Cuando España entró en Europa los comisarios de agricuultura de la época se llevaron las manos a la cabeza ante la ocurrencia andaluza. No tenía absolutamente nada que ver con las nuevas ideas de eficiencia e innovación que se trabajaban más allá de nuestras fronteras. Aquello que se hizo en Andalucía era una política ingenua, infantilizada y basada en unas premisas de un ideologismo primitivo. Pero el PER se quedó. Con lo que se creó la etiqueta del voto cautivo y también el no muy falsos de intentar sostener a la población a base de unas limosnas temporales que permitían durante meses una ociosidad que acabó transformando esos pueblos en casinos de dominó con un adormecimiento del que los rescató la burbuja. El dinero de la construcción vació los pueblos y las escuelas y las que se quedaron cobrando el PER , o como se llamara entonces, fueron las mujeres, que fueron durante las que en años de bonanza mantuvieron en pie los pueblos y los cultivos.
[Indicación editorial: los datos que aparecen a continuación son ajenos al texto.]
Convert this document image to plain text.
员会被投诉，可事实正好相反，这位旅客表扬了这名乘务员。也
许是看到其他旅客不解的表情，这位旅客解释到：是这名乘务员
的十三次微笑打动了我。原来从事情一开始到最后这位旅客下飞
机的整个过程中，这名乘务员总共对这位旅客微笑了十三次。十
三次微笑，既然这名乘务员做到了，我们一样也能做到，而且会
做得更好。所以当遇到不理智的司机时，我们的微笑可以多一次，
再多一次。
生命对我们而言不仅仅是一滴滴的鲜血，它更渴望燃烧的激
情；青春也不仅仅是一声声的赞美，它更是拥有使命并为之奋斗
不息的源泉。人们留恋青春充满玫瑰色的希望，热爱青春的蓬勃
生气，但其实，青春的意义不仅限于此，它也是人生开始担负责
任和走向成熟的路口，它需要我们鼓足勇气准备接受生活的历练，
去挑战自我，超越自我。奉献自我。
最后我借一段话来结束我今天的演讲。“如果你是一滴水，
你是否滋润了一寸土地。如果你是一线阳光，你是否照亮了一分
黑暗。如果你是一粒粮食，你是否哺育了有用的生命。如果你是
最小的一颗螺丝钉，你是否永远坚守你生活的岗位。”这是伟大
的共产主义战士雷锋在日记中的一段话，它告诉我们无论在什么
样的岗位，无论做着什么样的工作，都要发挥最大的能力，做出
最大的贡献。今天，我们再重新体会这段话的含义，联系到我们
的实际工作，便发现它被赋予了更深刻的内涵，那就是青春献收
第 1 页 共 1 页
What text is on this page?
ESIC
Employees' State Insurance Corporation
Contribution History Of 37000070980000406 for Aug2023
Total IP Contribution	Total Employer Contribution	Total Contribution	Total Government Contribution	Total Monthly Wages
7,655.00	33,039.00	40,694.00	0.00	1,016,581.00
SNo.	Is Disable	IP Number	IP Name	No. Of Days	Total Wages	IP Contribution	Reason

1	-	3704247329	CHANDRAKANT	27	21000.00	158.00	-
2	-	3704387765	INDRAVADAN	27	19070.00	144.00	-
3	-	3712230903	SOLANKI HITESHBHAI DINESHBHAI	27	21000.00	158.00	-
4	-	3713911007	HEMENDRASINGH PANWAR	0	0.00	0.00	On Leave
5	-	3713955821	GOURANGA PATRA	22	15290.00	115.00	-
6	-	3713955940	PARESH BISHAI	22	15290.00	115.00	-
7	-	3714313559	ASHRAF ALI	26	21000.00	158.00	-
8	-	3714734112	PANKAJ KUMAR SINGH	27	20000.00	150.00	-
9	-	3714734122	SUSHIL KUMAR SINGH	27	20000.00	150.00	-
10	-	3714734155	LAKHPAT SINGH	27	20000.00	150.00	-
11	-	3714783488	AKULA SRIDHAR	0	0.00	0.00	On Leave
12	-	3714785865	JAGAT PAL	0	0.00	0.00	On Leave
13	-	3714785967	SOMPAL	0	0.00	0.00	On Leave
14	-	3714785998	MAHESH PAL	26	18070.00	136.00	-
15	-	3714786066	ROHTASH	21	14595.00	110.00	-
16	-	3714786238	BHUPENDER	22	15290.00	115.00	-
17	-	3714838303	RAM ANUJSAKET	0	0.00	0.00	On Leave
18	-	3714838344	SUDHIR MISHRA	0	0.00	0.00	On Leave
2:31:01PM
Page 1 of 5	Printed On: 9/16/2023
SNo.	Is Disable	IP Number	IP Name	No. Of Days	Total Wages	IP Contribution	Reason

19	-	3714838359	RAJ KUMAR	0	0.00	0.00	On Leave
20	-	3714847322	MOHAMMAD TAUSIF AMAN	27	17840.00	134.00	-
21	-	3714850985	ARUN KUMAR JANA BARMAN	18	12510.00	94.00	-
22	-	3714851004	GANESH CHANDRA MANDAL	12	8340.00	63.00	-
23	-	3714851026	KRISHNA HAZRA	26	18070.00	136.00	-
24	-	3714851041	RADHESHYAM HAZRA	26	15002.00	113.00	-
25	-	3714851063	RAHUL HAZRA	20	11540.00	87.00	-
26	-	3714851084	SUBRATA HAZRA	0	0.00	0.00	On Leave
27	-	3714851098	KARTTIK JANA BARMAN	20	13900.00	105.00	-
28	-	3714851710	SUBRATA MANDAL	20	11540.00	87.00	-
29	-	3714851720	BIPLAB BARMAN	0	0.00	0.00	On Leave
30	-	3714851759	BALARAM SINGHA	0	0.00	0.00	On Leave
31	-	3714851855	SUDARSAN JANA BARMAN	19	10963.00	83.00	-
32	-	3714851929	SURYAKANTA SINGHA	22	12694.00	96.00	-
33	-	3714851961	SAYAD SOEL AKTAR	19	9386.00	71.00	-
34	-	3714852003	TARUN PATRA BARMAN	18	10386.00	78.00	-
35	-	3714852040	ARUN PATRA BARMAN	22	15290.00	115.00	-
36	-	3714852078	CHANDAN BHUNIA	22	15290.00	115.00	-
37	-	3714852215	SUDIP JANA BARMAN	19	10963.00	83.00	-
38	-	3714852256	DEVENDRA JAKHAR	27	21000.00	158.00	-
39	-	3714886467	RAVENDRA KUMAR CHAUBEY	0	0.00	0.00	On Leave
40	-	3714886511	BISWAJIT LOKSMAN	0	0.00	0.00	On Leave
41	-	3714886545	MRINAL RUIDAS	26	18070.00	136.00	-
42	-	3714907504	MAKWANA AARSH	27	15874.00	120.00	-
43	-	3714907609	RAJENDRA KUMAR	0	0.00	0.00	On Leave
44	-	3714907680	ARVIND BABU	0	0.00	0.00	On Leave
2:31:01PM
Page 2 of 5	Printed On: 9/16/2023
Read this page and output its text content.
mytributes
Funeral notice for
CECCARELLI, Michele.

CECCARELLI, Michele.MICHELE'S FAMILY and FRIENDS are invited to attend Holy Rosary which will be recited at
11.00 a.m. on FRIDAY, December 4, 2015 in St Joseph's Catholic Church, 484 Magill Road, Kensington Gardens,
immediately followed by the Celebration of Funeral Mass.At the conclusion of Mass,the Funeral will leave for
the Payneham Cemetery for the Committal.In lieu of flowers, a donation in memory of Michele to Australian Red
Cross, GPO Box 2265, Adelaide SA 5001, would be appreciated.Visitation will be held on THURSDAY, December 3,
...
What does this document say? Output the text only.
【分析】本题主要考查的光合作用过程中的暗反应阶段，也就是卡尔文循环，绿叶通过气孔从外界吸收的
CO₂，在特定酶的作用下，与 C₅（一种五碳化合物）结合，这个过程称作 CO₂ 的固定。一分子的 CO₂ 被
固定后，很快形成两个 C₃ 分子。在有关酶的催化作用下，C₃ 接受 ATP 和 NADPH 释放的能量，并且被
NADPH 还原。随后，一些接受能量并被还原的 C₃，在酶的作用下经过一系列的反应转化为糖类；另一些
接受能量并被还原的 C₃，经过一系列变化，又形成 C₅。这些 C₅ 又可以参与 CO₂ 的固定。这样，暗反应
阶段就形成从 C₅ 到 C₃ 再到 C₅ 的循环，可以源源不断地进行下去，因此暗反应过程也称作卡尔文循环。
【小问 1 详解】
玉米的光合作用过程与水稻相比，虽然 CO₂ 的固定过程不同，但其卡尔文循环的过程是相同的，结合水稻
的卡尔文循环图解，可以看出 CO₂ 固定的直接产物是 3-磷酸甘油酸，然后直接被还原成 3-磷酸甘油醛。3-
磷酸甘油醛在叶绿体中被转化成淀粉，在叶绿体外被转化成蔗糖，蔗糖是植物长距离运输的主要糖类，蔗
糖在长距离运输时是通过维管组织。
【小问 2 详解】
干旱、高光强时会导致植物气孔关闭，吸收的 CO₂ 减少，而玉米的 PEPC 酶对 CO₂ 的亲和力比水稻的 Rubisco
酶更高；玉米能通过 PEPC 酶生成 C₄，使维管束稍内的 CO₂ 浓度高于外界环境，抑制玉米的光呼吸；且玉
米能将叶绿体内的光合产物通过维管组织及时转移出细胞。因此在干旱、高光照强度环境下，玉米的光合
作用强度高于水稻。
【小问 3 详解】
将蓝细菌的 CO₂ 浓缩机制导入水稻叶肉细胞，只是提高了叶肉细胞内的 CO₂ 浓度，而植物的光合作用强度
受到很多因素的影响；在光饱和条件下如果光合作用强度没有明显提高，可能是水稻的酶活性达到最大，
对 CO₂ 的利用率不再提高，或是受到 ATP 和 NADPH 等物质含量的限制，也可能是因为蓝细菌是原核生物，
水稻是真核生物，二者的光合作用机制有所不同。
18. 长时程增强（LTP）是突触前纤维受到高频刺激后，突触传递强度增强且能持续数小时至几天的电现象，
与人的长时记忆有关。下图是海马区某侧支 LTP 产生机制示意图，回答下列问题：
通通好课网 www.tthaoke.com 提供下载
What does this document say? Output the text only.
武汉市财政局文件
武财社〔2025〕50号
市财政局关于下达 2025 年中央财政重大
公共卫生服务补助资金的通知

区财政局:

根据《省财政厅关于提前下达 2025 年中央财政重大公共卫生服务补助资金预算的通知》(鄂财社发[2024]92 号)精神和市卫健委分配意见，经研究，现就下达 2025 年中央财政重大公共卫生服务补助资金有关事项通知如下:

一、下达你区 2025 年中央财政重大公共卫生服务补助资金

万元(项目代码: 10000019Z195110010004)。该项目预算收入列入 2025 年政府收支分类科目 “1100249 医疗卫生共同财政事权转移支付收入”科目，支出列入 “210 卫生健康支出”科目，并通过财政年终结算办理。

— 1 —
Ellas y los inmigrantes.

Esa ha sido nuestra historia rural y lo cierto es que la población no se ha fijado y que los índices de pobreza en algunos de estos pueblos -Puerto Serrano en Cádiiz, por ejemplo- son alarmantes.

El objetivo en el nuevo tiempo debe de ser el mismo, es decir, que no se muera la vida en los pueblos. Pero habría que hacerlo con algo más de cabeza. De lo que se trata es de hacer la vida atractiva en los pueblos, que trabajar en el medio rural pueda ser algo enriquecedor. Ya se ha visto con algunas ideas e incluso alguna cooperativa nacida, precisamente, de la reforma agraria. Se habla de innovación en la producción, de comercialización, del mundo rural integrado en lo global. Hacia eso vamos, camino de que el PER sea historia.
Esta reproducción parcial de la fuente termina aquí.